Paul Chablo, the current chair of John Abbott College’s police technology program and a former SPVM officer with 30 years of service experience, said there is a common misconception of what defines police brutality.

“If an individual resists a police officer and tries to confront him physically, the police officer is allowed to use force—that is not police brutality,” Chablo said. “[However], any police officer who uses more force than necessary is considered or can be charged with excessive force,” he said.

“Police brutality is not when you go to a protest and you arrest someone and you throw them to the ground,” said Chablo, who was present at a few of the anti-police brutality marches while working for the SPVM. “Police officers are allowed to use force to disperse an unruly crowd,” said Chablo.

However, if a police officer has restrained an individual and they are no longer resisting, but the officer is still using force, this qualifies as police brutality, Chablo added.

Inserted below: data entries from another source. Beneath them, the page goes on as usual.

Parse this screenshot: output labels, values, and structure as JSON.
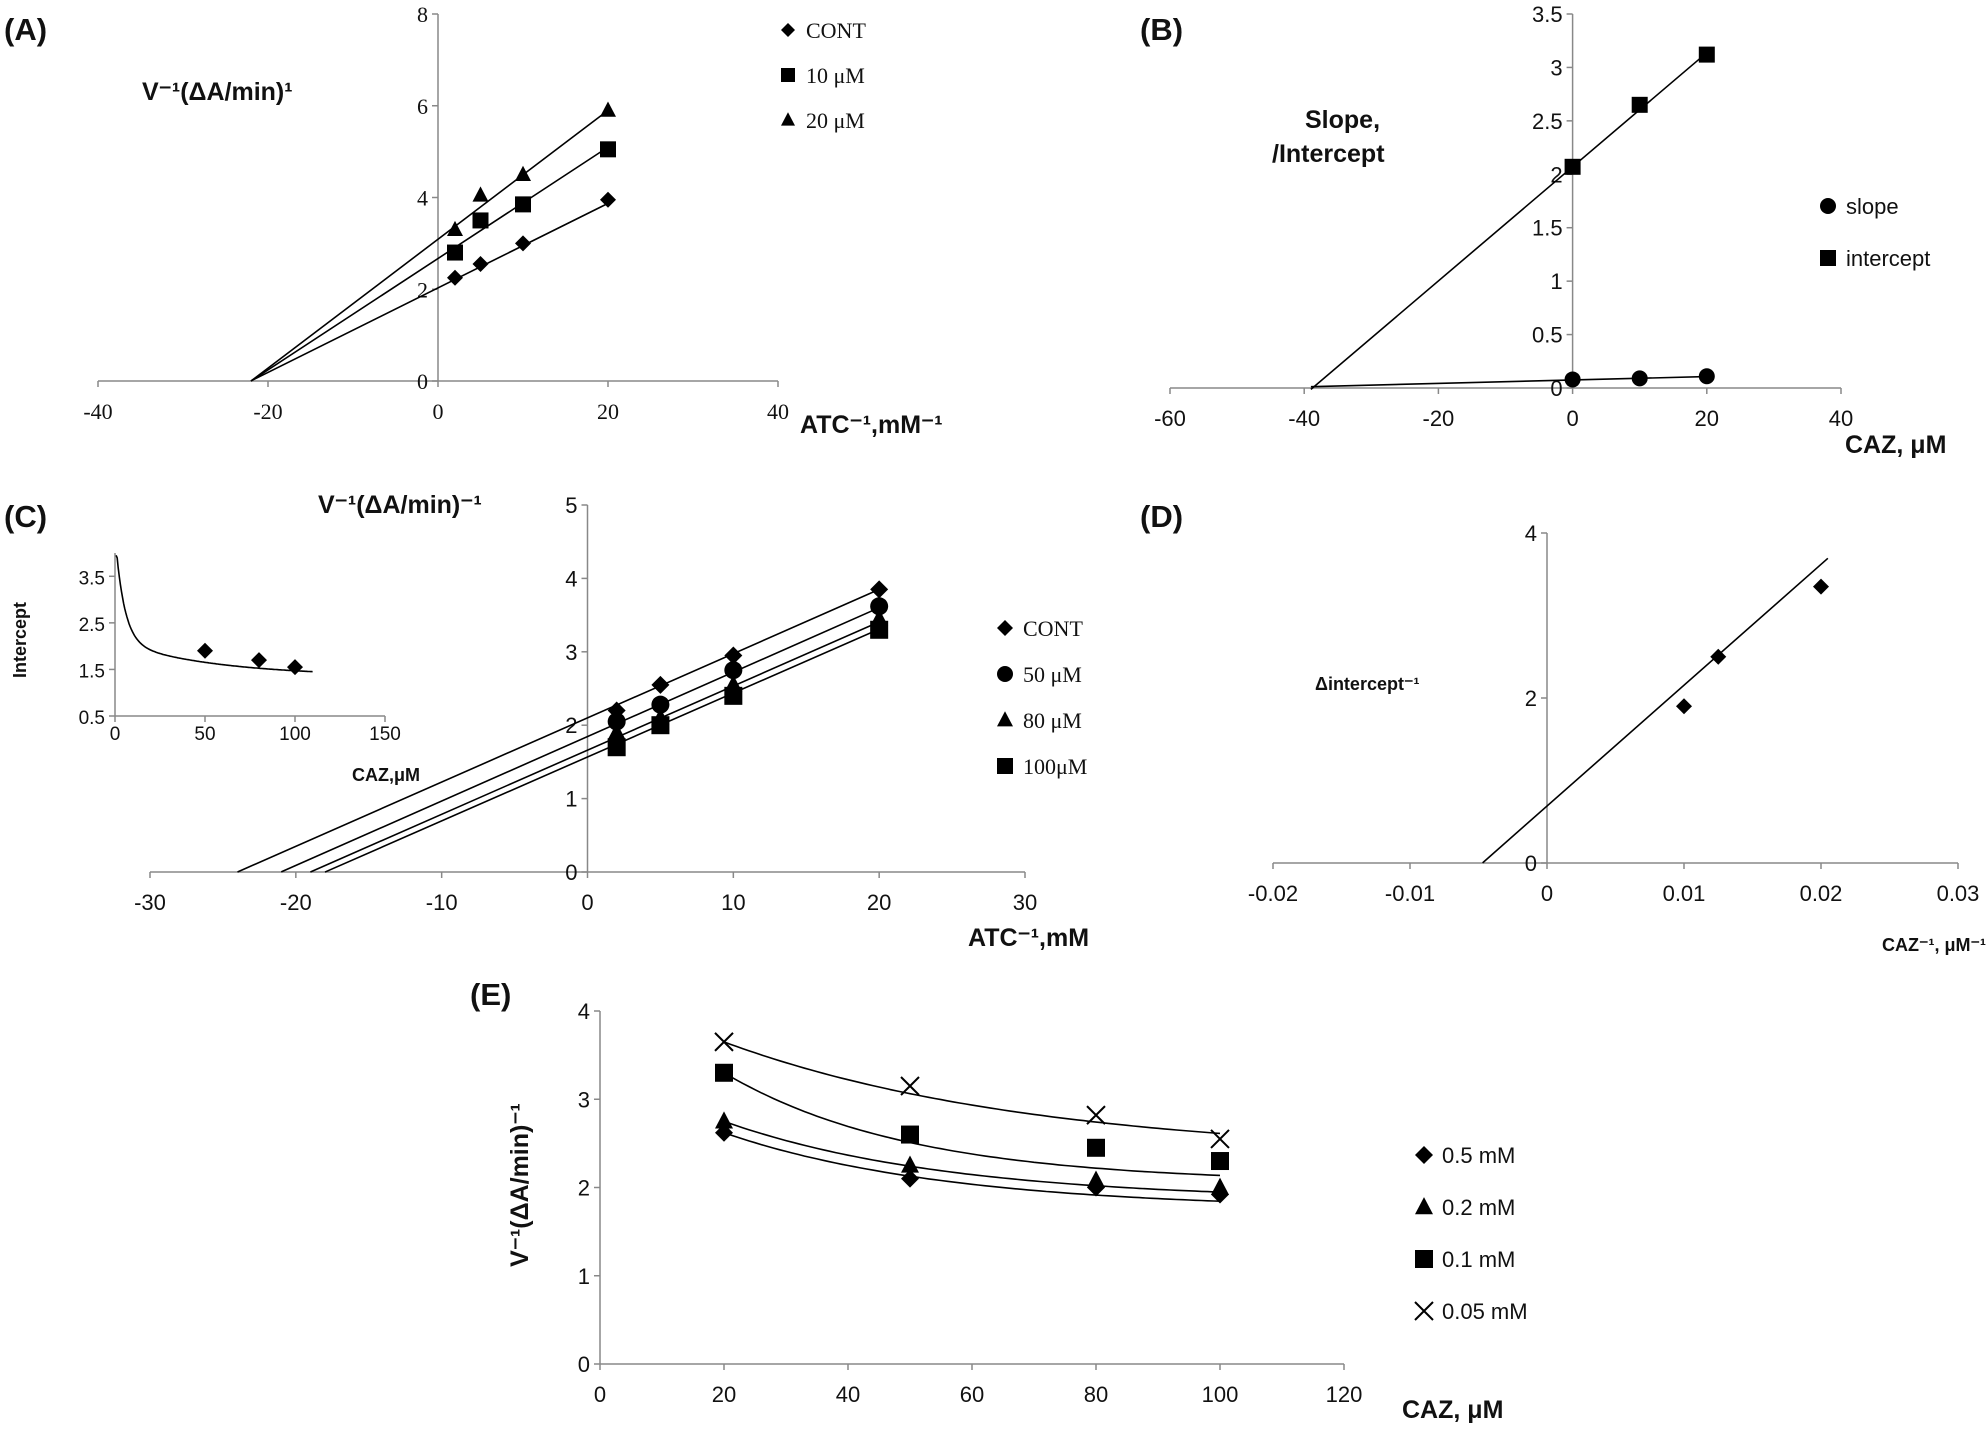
{
  "chart_data": [
    {
      "id": "A",
      "type": "scatter",
      "panel_label": "(A)",
      "ylabel": "V⁻¹(ΔA/min)¹",
      "xlabel": "ATC⁻¹,mM⁻¹",
      "xlim": [
        -40,
        40
      ],
      "ylim": [
        0,
        8
      ],
      "x_ticks": [
        -40,
        -20,
        0,
        20,
        40
      ],
      "y_ticks": [
        0,
        2,
        4,
        6,
        8
      ],
      "legend_position": "top-right",
      "series": [
        {
          "name": "CONT",
          "marker": "diamond",
          "x": [
            2,
            5,
            10,
            20
          ],
          "y": [
            2.25,
            2.55,
            3.0,
            3.95
          ],
          "fit": {
            "x0": -22,
            "x1": 20,
            "slope": 0.0921,
            "intercept": 2.03
          }
        },
        {
          "name": "10 μM",
          "marker": "square",
          "x": [
            2,
            5,
            10,
            20
          ],
          "y": [
            2.8,
            3.5,
            3.85,
            5.05
          ],
          "fit": {
            "x0": -22,
            "x1": 20,
            "slope": 0.1214,
            "intercept": 2.67
          }
        },
        {
          "name": "20 μM",
          "marker": "triangle",
          "x": [
            2,
            5,
            10,
            20
          ],
          "y": [
            3.3,
            4.05,
            4.5,
            5.9
          ],
          "fit": {
            "x0": -22,
            "x1": 20,
            "slope": 0.1405,
            "intercept": 3.09
          }
        }
      ]
    },
    {
      "id": "B",
      "type": "scatter",
      "panel_label": "(B)",
      "ylabel_line1": "Slope,",
      "ylabel_line2": "/Intercept",
      "xlabel": "CAZ,  μM",
      "xlim": [
        -60,
        40
      ],
      "ylim": [
        0,
        3.5
      ],
      "x_ticks": [
        -60,
        -40,
        -20,
        0,
        20,
        40
      ],
      "y_ticks": [
        0,
        0.5,
        1,
        1.5,
        2,
        2.5,
        3,
        3.5
      ],
      "legend_position": "right",
      "series": [
        {
          "name": "slope",
          "marker": "circle",
          "x": [
            0,
            10,
            20
          ],
          "y": [
            0.08,
            0.09,
            0.11
          ],
          "fit": {
            "x0": -39,
            "x1": 20,
            "slope": 0.0016,
            "intercept": 0.075
          }
        },
        {
          "name": "intercept",
          "marker": "square",
          "x": [
            0,
            10,
            20
          ],
          "y": [
            2.07,
            2.65,
            3.12
          ],
          "fit": {
            "x0": -39,
            "x1": 20,
            "slope": 0.0534,
            "intercept": 2.07
          }
        }
      ]
    },
    {
      "id": "C",
      "type": "scatter",
      "panel_label": "(C)",
      "ylabel": "V⁻¹(ΔA/min)⁻¹",
      "xlabel": "ATC⁻¹,mM",
      "xlim": [
        -30,
        30
      ],
      "ylim": [
        0,
        5
      ],
      "x_ticks": [
        -30,
        -20,
        -10,
        0,
        10,
        20,
        30
      ],
      "y_ticks": [
        0,
        1,
        2,
        3,
        4,
        5
      ],
      "legend_position": "right",
      "series": [
        {
          "name": "CONT",
          "marker": "diamond",
          "x": [
            2,
            5,
            10,
            20
          ],
          "y": [
            2.2,
            2.55,
            2.95,
            3.85
          ],
          "fit": {
            "x0": -24,
            "x1": 20,
            "slope": 0.0875,
            "intercept": 2.1
          }
        },
        {
          "name": "50 μM",
          "marker": "circle",
          "x": [
            2,
            5,
            10,
            20
          ],
          "y": [
            2.05,
            2.28,
            2.75,
            3.62
          ],
          "fit": {
            "x0": -21,
            "x1": 20,
            "slope": 0.0878,
            "intercept": 1.845
          }
        },
        {
          "name": "80 μM",
          "marker": "triangle",
          "x": [
            2,
            5,
            10,
            20
          ],
          "y": [
            1.9,
            2.1,
            2.55,
            3.45
          ],
          "fit": {
            "x0": -19,
            "x1": 20,
            "slope": 0.0874,
            "intercept": 1.66
          }
        },
        {
          "name": "100μM",
          "marker": "square",
          "x": [
            2,
            5,
            10,
            20
          ],
          "y": [
            1.7,
            2.0,
            2.4,
            3.3
          ],
          "fit": {
            "x0": -18,
            "x1": 20,
            "slope": 0.0871,
            "intercept": 1.567
          }
        }
      ]
    },
    {
      "id": "C-inset",
      "type": "scatter",
      "ylabel": "Intercept",
      "xlabel": "CAZ,μM",
      "xlim": [
        0,
        150
      ],
      "ylim": [
        0.5,
        4
      ],
      "x_ticks": [
        0,
        50,
        100,
        150
      ],
      "y_ticks": [
        0.5,
        1.5,
        2.5,
        3.5
      ],
      "y_tick_labels": [
        "0.5",
        "1.5",
        "2.5",
        "3.5"
      ],
      "series": [
        {
          "name": "intercept",
          "marker": "diamond",
          "x": [
            50,
            80,
            100
          ],
          "y": [
            1.9,
            1.7,
            1.55
          ]
        }
      ]
    },
    {
      "id": "D",
      "type": "scatter",
      "panel_label": "(D)",
      "ylabel": "Δintercept⁻¹",
      "xlabel": "CAZ⁻¹, μM⁻¹",
      "xlim": [
        -0.02,
        0.03
      ],
      "ylim": [
        0,
        4
      ],
      "x_ticks": [
        -0.02,
        -0.01,
        0,
        0.01,
        0.02,
        0.03
      ],
      "x_tick_labels": [
        "-0.02",
        "-0.01",
        "0",
        "0.01",
        "0.02",
        "0.03"
      ],
      "y_ticks": [
        0,
        2,
        4
      ],
      "series": [
        {
          "name": "Δintercept",
          "marker": "diamond",
          "x": [
            0.01,
            0.0125,
            0.02
          ],
          "y": [
            1.9,
            2.5,
            3.35
          ],
          "fit": {
            "x0": -0.0047,
            "x1": 0.0205,
            "slope": 146.5,
            "intercept": 0.69
          }
        }
      ]
    },
    {
      "id": "E",
      "type": "scatter",
      "panel_label": "(E)",
      "ylabel": "V⁻¹(ΔA/min)⁻¹",
      "xlabel": "CAZ,  μM",
      "xlim": [
        0,
        120
      ],
      "ylim": [
        0,
        4
      ],
      "x_ticks": [
        0,
        20,
        40,
        60,
        80,
        100,
        120
      ],
      "y_ticks": [
        0,
        1,
        2,
        3,
        4
      ],
      "legend_position": "right",
      "series": [
        {
          "name": "0.5 mM",
          "marker": "diamond",
          "x": [
            20,
            50,
            80,
            100
          ],
          "y": [
            2.62,
            2.1,
            2.0,
            1.92
          ]
        },
        {
          "name": "0.2 mM",
          "marker": "triangle",
          "x": [
            20,
            50,
            80,
            100
          ],
          "y": [
            2.75,
            2.25,
            2.08,
            2.0
          ]
        },
        {
          "name": "0.1 mM",
          "marker": "square",
          "x": [
            20,
            50,
            80,
            100
          ],
          "y": [
            3.3,
            2.6,
            2.45,
            2.3
          ]
        },
        {
          "name": "0.05 mM",
          "marker": "cross",
          "x": [
            20,
            50,
            80,
            100
          ],
          "y": [
            3.65,
            3.15,
            2.82,
            2.55
          ]
        }
      ]
    }
  ]
}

“The golden rule that [officers] are taught here is resistance equals force—the more the person resists, the more force you’re allowed to use,” Chablo said.

Chablo said so long as officers follow that rule and do not apply force to someone who has been restrained or has backed down, there will never be a problem. “He could be accused in front of an ethics board, but he will never be found guilty.”

In his last years with the SPVM, Chablo worked as chief inspector for the public relations department.

Chablo said students in the police technology program are advised to be particularly mindful of the force they use, given the ease with which bystanders can record their actions. However, the level of force used should not be dictated by whether someone is filming or not, he added.

“If you are questioning the force that you are using because you’re being filmed, then chances are, you’re using excessive force.”

In John Abbott’s police technology program, students undergo three courses on conflict management, said Chablo. In these courses, students study conflict management, in particular, verbal judo—a persuasive technique used to convince the person to cooperate by convincing them that they contributed to the decision-making process. This creates a situation where violence is avoided, Chablo said. “It’s conflict management and defusing tense situations.”

In these courses, students are also taught how to intervene legally and in a justified way to ensure they are not accused of intervening or making arrests based on race, gender or religion. Students also undergo training on necessary force—how to use it and when it is permissible according to the law, Chablo said.

People may think they have become a victim of police brutality, but if they think back if they used resistance and the police responded with some type of force, it’s not necessarily police brutality, said Chablo.

“I’m not here to defend the Montreal police because … they always have to be accountable for whatever they do,” Chablo said. “A police officer who will go out and commit an act of police brutality is doing it because his or her human emotions have taken over, and they are no longer following the rules. It’s very clear,” said Chablo.

The Concordian asked Slapcoff whether he believes training for SPVM officers should be revised. Slapcoff said he does not know the details of how officers are trained, but he believes there could be better training, specifically regarding anger management. “I think if they’re given training to control their anger, it’s not working,” said Slapcoff. “And I think that there could be a million reasons for why a policeman acts like that, it’s so widespread there has to be something that happens. There has to be a widespread change [to] their training.”